Ist das Unternehmensklima in einer Organisation schlecht und fühlen sich die Arbeitnehmer nicht wohl, verbreitet sich das wie ein Lauffeuer und ein Auftritt auf Messen bzw. eine nett gestaltete HR-Kampagne wird das nicht wegmachen können.

Die Königsdisziplin des Employer Brandings ist es deshalb, die Mitarbeiter zu Markenbotschaftern zu machen. Schafft man es, dass sie ihren Job als guten Arbeitsplatz sehen und dass sie gerne zur Arbeit gehen, werden sie das auch gerne selber weiterverbreiten: bei Gesprächen mit Freunden als auch über soziale Netzwerke. Wo wir schon beim nächsten Thema wären:

Social Employer Branding

Alle Maßnahmen, die in sozialen Medien dazu führen ein Unternehmen attraktiv, innovativ, kreativ etc. wirken zu lassen und es als optimalen Arbeitgeber zu positionieren, werden mit dem Begriff Social Employer Branding bezeichnet. Ein Modewort, das erst seit Kurzem in Verwendung ist. In einer allumfassenden Strategie, in der man sich als Marke gut positionieren will und wo man vor allem auch jüngere Talente ansprechen möchte, sollte diese Komponente nicht fehlen.

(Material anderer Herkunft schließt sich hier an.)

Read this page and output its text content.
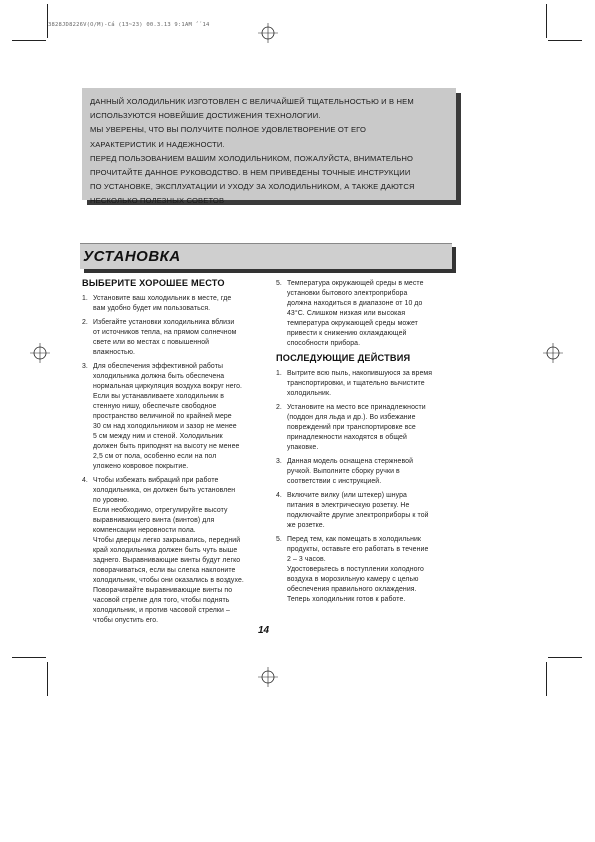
3828JD8226V(O/M)-Са́́́ (13~23) 00.3.13 9:1AM ́́́ ́ 14

ДАННЫЙ ХОЛОДИЛЬНИК ИЗГОТОВЛЕН С ВЕЛИЧАЙШЕЙ ТЩАТЕЛЬНОСТЬЮ И В НЕМ

ИСПОЛЬЗУЮТСЯ НОВЕЙШИЕ ДОСТИЖЕНИЯ ТЕХНОЛОГИИ.

МЫ УВЕРЕНЫ, ЧТО ВЫ ПОЛУЧИТЕ ПОЛНОЕ УДОВЛЕТВОРЕНИЕ ОТ ЕГО

ХАРАКТЕРИСТИК И НАДЕЖНОСТИ.

ПЕРЕД ПОЛЬЗОВАНИЕМ ВАШИМ ХОЛОДИЛЬНИКОМ, ПОЖАЛУЙСТА, ВНИМАТЕЛЬНО

ПРОЧИТАЙТЕ ДАННОЕ РУКОВОДСТВО. В НЕМ ПРИВЕДЕНЫ ТОЧНЫЕ ИНСТРУКЦИИ

ПО УСТАНОВКЕ, ЭКСПЛУАТАЦИИ И УХОДУ ЗА ХОЛОДИЛЬНИКОМ, А ТАКЖЕ ДАЮТСЯ

НЕСКОЛЬКО ПОЛЕЗНЫХ СОВЕТОВ

УСТАНОВКА
ВЫБЕРИТЕ ХОРОШЕЕ МЕСТО
1. Установите ваш холодильник в месте, где
вам удобно будет им пользоваться.
2. Избегайте установки холодильника вблизи
от источников тепла, на прямом солнечном
свете или во местах с повышенной
влажностью.
3. Для обеспечения эффективной работы
холодильника должна быть обеспечена
нормальная циркуляция воздуха вокруг него.
Если вы устанавливаете холодильник в
стенную нишу, обеспечьте свободное
пространство величиной по крайней мере
30 см над холодильником и зазор не менее
5 см между ним и стеной. Холодильник
должен быть приподнят на высоту не менее
2,5 см от пола, особенно если на пол
уложено ковровое покрытие.
4. Чтобы избежать вибраций при работе
холодильника, он должен быть установлен
по уровню.
Если необходимо, отрегулируйте высоту
выравнивающего винта (винтов) для
компенсации неровности пола.
Чтобы дверцы легко закрывались, передний
край холодильника должен быть чуть выше
заднего. Выравнивающие винты будут легко
поворачиваться, если вы слегка наклоните
холодильник, чтобы они оказались в воздухе.
Поворачивайте выравнивающие винты по
часовой стрелке для того, чтобы поднять
холодильник, и против часовой стрелки –
чтобы опустить его.
5. Температура окружающей среды в месте
установки бытового электроприбора
должна находиться в диапазоне от 10 до
43°C. Слишком низкая или высокая
температура окружающей среды может
привести к снижению охлаждающей
способности прибора.
ПОСЛЕДУЮЩИЕ ДЕЙСТВИЯ
1. Вытрите всю пыль, накопившуюся за время
транспортировки, и тщательно вычистите
холодильник.
2. Установите на место все принадлежности
(поддон для льда и др.). Во избежание
повреждений при транспортировке все
принадлежности находятся в общей
упаковке.
3. Данная модель оснащена стержневой
ручкой. Выполните сборку ручки в
соответствии с инструкцией.
4. Включите вилку (или штекер) шнура
питания в электрическую розетку. Не
подключайте другие электроприборы к той
же розетке.
5. Перед тем, как помещать в холодильник
продукты, оставьте его работать в течение
2 – 3 часов.
Удостоверьтесь в поступлении холодного
воздуха в морозильную камеру с целью
обеспечения правильного охлаждения.
Теперь холодильник готов к работе.
14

3teilung von gemanagtem Employer Branding

Interessant könnte eine Dreiteilung der Employer Branding Maßnahmen sein:

  1. Talentmanagement: Das Ziel ist es, einzigartige Köpfe und Talente anzusprechen. Maßnahmen können etwa eine Partnerschaft mit Universitäten oder die Präsenz auf Absolventenveranstaltungen sein. Beliebt sind auch Wettbewerbe, bei denen die beste und kreativste Idee gesucht wird.
  2. Markenmanagement: Wie können Sie Ihren Unternehmensnamen im Gedächtnis möglichst vieler verankern? Natürlich ist hier die Marketingabteilung Hauptverantwortlicher, aber auch die HR-Abteilung kann diverse Aktionen durchführen um als potenzieller Wunsch-Arbeitgeber zu gelten.
  3. Personalmarketing: Dieser Bereich fällt voll und ganz in das interne Employer Branding. Die Möglichkeiten sind vielfältig um die Belegschaft bei guter Laune zu halten und sie zu Markenträger zu machen.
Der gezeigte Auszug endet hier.